Rain Washes Markets Lower, Watch for Short Term Volatility
To borrow a long existing quote, “When it Rains it Pours.” And pour it did, essentially on the entire drought-stricken Texas plains and the U.S. Southwest.
Yes, there were a few locations that did not receive rainfall, but only a very few. Dryland cotton growers are still dancing in the streets in celebration of two to four inches of rain.
As expected, the moisture sent prices three cents lower almost immediately. The bulls ran for cover with more muster than mill fixations could provide price support. The market is now down some 11 cents in the July contract and seven cents in the new crop December contract, and is attempting to hold the line on any further price decline.
Because of demand, the July contract will likely have more success than the December contract on any attempt to move higher.

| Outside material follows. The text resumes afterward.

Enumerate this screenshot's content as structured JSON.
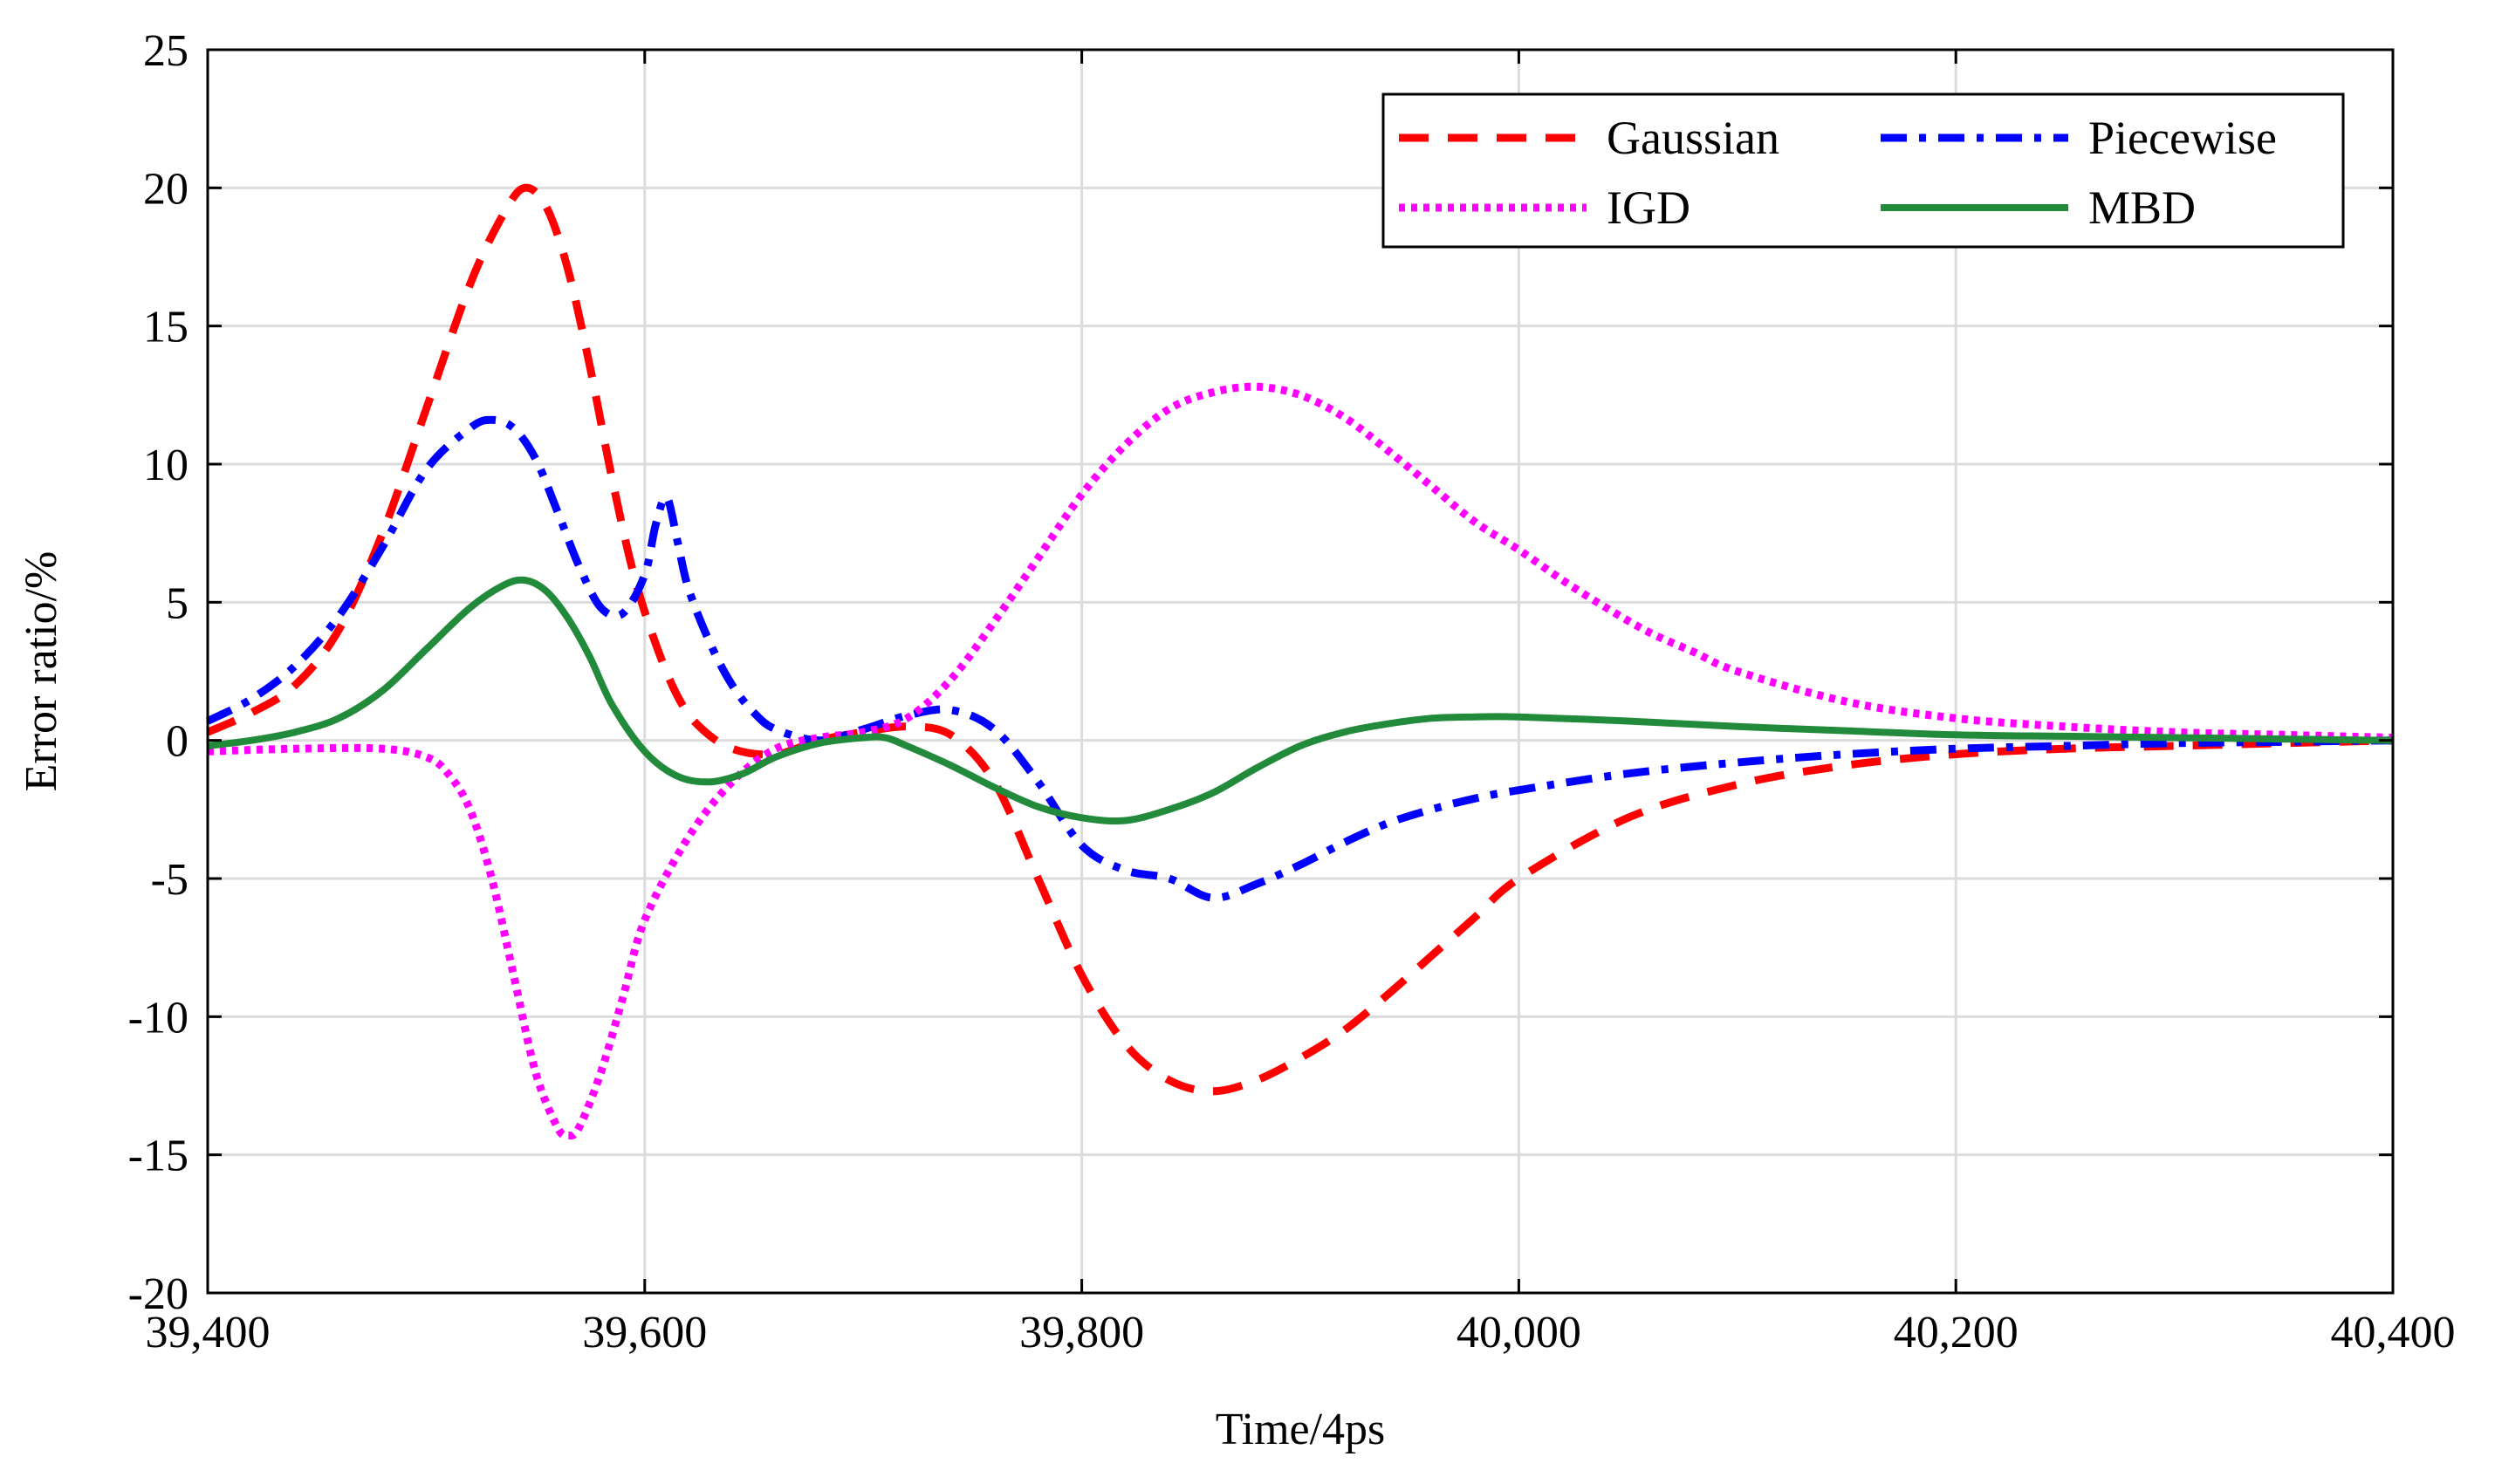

Yet, the July contract will most likely struggle on any attempt to move above 88 cents. December will have its hands full holding 75 cents, and will not if the Texas dryland receives any more timely moisture.
The cotton bulls were completely “done in” by the rain, as weather-related speculative selling and grower hedging left the market with few buyers. Past this initial selling, the price dip echoed across the trading community, and speculative funds bailed out of their massive holding of longs – historically one of the largest long positions ever held in the cotton futures market. The profit taking from the large funds drove prices below trend lines.
The July contract can still jump higher, but December prices are likely locked in a downtrend. As we had commented many times, Mother Nature was in charge.
With July futures less than three weeks from first notice, day prices should be expected to be highly volatile. Too, July futures should find support from an increase in export sales, especially given the current low prices (85 to 88 cents). However, the new crop December futures contract will remain under pressure for the coming month, as planting progress across the Northern Hemisphere has crossed the midway point.
U.S exports sales for both seasons were some 180,000 RB, with China taking some 23,000 bales for immediate shipment.
As if the rains in Texas were not enough to send prices lower, the Indian monsoon – predicted to be very weak and late – has arrived early. Indian growers are viewing this as a signal to increase cotton plantings, and this increase should move India to the position of the world’s leading producer. Likewise, India will soon become the world’s principal consumer of cotton as the Chinese textile spinning contracts.
Yet, China continues – and will continue – to be an active importer of cotton. The Chinese mills continue to shun the bulk of offers from the Reserve, preferring to pay a premium and import foreign growths, principally Australian, U.S., West African and Brazilian – all machine-picked high grades.
December must now overcome the market’s perception that all Texas drought problems have been solved. Mother Nature will continue to keep an active hand in crop progress as, despite the rains, there is still a severe lack of any subsoil moisture. In the meantime, December prices will remain under pressure. Look for a trading range from 72 to 80 cents.